Gli organi di controllo si sono in particolare rivolti verso detto settore, per individuare e perseguire eventuali fenomeni evasivi. In tale ottica, sono state difatti operate svariate contestazioni aventi ad oggetto la non inerenza, la presunta incongruità o antieconomicità di operazioni e inerenti spese, sostenute per finanziare sodalizi sportivi in genere, sino a giungere, nelle ipotesi maggiormente problematiche, alla contestazione di frodi fiscali essenzialmente basate sul rinvenimento di fatturazioni per operazioni inesistenti.

Tali eventi e il diffuso timore di incorrere in controlli e verifiche ha pertanto condotto numerose attività imprenditoriali, da sempre impegnate a sostegno del mondo dello sport, ad allontanarsi progressivamente dal recare, in un certo senso, supporto economico a tali associazioni che, nella maggior parte dei casi, operano a livello locale (soprattutto a livello di piccole realtà cittadine), svolgendo in un certo senso anche una funzione di aggregazione sociale.
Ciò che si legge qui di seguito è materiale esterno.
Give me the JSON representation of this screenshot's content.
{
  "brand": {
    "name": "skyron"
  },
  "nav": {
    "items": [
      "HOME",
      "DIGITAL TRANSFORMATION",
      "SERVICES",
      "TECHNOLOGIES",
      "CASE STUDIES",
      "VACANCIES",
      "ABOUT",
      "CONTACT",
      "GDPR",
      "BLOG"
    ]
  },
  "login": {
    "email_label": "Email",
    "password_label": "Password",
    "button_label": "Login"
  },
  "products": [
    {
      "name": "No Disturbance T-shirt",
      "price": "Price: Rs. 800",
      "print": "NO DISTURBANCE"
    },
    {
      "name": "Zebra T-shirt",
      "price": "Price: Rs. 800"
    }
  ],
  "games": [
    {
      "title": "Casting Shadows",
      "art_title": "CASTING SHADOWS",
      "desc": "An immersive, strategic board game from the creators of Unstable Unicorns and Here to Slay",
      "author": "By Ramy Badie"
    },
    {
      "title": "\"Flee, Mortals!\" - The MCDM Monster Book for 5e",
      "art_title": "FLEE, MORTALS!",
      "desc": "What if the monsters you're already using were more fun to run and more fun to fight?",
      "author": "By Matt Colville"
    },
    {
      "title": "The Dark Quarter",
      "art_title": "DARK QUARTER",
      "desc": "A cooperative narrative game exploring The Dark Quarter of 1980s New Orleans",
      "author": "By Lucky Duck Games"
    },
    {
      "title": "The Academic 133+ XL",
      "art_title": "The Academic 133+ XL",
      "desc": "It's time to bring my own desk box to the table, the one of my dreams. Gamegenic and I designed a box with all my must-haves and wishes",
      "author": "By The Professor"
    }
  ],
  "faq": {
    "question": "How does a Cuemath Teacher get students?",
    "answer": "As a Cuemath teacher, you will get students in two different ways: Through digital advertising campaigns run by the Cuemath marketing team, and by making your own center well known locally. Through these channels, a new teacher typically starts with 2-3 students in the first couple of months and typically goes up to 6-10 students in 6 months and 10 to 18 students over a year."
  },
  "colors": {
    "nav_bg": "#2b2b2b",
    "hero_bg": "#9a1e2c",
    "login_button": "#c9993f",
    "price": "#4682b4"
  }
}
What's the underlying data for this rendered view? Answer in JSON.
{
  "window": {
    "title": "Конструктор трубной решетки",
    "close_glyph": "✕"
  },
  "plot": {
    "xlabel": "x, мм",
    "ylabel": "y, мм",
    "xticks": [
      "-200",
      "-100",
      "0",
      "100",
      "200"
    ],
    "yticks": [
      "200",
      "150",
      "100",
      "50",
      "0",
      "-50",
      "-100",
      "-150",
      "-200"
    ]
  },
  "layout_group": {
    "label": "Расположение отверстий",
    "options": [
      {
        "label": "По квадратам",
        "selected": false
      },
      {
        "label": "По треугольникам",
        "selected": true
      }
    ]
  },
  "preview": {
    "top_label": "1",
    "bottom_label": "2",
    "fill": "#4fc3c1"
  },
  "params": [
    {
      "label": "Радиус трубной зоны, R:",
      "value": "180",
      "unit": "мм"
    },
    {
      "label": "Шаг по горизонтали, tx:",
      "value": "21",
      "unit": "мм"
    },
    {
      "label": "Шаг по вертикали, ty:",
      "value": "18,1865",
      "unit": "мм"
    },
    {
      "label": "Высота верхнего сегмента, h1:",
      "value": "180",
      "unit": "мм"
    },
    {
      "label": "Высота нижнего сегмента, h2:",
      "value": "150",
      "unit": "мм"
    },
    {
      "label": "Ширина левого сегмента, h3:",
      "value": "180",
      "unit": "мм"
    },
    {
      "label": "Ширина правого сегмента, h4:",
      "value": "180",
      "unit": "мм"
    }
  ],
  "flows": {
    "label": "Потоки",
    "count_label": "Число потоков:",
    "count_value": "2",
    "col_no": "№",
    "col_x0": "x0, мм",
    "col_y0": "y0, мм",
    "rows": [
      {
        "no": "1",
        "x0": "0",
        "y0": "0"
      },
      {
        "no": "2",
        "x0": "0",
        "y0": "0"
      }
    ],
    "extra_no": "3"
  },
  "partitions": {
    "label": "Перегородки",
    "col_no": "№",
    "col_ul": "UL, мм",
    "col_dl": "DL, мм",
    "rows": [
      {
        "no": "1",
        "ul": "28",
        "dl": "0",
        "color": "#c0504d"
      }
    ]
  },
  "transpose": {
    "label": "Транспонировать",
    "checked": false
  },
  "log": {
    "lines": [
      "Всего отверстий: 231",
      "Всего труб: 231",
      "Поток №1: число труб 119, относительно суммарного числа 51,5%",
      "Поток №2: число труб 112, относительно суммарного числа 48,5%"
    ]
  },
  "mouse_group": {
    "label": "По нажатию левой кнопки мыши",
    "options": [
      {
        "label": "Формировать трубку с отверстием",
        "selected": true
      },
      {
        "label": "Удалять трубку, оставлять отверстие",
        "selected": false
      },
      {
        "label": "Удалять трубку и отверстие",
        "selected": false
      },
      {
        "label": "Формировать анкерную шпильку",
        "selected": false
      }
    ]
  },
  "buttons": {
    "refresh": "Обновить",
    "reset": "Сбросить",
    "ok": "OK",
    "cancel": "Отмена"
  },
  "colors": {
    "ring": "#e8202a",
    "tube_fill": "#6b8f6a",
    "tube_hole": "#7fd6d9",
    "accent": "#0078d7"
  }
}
Ad arginare la prassi di controlli, spesso estremizzati, avente come effetto primario la materiale disgregazione delle forme di collaborazione e sostegno, da parte del mondo imprenditoriale verso lo sport e le associazioni operanti senza finalità lucrative di sorta, non è bastato il supporto fornito da una specifica formulazione legislativa, contenuta nell’art. 9, c. 8 Legge n. 289/2002, la quale ha introdotto una presunzione assoluta tendente a qualificare le spese di pubblicità volte alla promozione di immagine e/o prodotti come elementi perfettamente inerenti, se sostenuti fino a un ammontare di Euro 200.000,00: trattasi, si ribadisce, di una “presunzione legale di inerenza assoluta”.

Tale dispositivo, sovente disatteso dagli organi di controllo, ha trovato poi fortunatamente un solido sostegno nelle posizioni espresse dalla giurisprudenza, sia di merito che di legittimità, di cui in ultimo si segnala il recentissimo e conciso intervento della CTP di Reggio Emilia, con la sentenza 6.12.2017, n. 310. Pronuncia che ha sicuramente il pregio di compendiare in modo piuttosto suggestivo l’indirizzo giurisprudenziale che di fatto si è attualmente formato con riferimento alla materia.